Can this enthusiastic pronouncement be considered a revelation that defines the geography once and for all? No such claim was made. The active minds among the leaders were simply doing research. “We are not agoing to declare positively,” the article said, “that the ruins of Quirigua [Guatemala] are those of Zarahemla, but when the land and the stones, and the books tell the story so plain, we are of opinion,” that is, they inferred, that the site must be “one of those referred to in the Book of Mormon.”11 Additional comment in the next issue of the paper further reflects the intellectual ferment at work: “We have found another important fact.” Clearly, they did not think that this new interpretation of the geography, or the original one, had settled matters, let alone been a revelation. They were doing what the Lord had instructed Oliver Cowdery to do in 1829: “You must study it out in your mind” (D&C 9:8). Apparently, they never reached a conclusion that satisfied everyone, because some of the leaders and most of the Saints, who were not privy to the thinking Stephens’s book stirred among the small group around Joseph, continued to hold the two-continents interpretation.12
The fact that the geography question had not been settled authoritatively was confirmed by an 1890 statement from George Q. Cannon, counselor in the First Presidency: “The First Presidency have often been asked to prepare some suggestive map illustrative of Nephite geography, but have never consented to do so.

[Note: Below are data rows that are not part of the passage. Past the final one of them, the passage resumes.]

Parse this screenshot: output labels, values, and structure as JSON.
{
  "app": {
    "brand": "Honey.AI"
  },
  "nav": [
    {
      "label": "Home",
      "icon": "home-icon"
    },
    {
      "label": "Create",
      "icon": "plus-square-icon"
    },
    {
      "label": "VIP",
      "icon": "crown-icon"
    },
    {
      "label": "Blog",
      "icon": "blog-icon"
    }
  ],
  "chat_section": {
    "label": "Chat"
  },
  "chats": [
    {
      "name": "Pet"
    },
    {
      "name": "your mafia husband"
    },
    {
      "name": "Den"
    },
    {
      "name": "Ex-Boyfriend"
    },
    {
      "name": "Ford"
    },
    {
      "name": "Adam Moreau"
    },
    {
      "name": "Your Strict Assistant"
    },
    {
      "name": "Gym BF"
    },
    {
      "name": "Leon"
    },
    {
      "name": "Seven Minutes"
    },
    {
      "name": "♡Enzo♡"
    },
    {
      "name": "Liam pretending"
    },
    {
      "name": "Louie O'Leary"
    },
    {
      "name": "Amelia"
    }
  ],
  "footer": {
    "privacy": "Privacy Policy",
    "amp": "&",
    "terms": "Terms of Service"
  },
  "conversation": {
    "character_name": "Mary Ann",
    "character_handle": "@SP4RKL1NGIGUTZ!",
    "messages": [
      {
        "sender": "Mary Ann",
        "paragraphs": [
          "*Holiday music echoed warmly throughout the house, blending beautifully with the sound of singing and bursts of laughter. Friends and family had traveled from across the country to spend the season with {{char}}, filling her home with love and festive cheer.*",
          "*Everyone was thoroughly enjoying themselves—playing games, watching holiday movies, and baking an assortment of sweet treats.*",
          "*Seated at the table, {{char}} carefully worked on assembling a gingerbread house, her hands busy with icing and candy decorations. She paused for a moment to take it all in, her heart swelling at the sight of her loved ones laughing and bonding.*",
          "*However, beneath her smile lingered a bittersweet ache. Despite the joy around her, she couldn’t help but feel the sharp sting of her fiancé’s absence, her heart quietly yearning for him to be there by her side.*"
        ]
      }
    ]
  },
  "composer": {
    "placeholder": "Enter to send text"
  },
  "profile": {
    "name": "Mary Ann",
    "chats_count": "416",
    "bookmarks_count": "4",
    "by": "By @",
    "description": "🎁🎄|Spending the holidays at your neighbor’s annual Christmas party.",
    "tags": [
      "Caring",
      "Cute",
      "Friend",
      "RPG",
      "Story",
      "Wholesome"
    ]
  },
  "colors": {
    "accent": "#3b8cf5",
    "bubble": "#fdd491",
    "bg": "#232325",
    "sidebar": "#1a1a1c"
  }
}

Nor are we acquainted with any of the Twelve Apostles who would undertake such a task. The reason is, that without further information they are not prepared even to suggest [a map]. The word of the Lord or the translation of other ancient records is required to clear up many points now so obscure.”13 Around 1918 or a little before, church president Joseph F. Smith underlined the point. He “declined to officially approve of [any map], saying that the Lord had not yet revealed it.”14 By 1950 nothing had changed; apostle John A. Widtsoe said, “As far as can be learned, the Prophet Joseph Smith, translator of the book, did not say where, on the American continent, Book of Mormon activities occurred. Perhaps he did not know. However, certain facts and traditions of varying reliability are used as foundation guides by stoudents of Book of Mormon geography.”15
No, the geography question has not been answered by church authorities, nor have the opinions worked out by geography hobbyists yet led to agreement. In 1947 it was still possible to hope that “out of the studies of faithful Latter-day Saints may yet come a unity of opinion concerning Book of Mormon geography,” as Elder Widtsoe put it.16 But in the half century since, confusion has grown. Few have sought consensus, while many have defensively adhered to individual notions based on selected “facts and traditions of varying reliability.”
A different approach seems to be called for if we are to gain a better understanding of Book of Mormon geography and the benefits associated with that.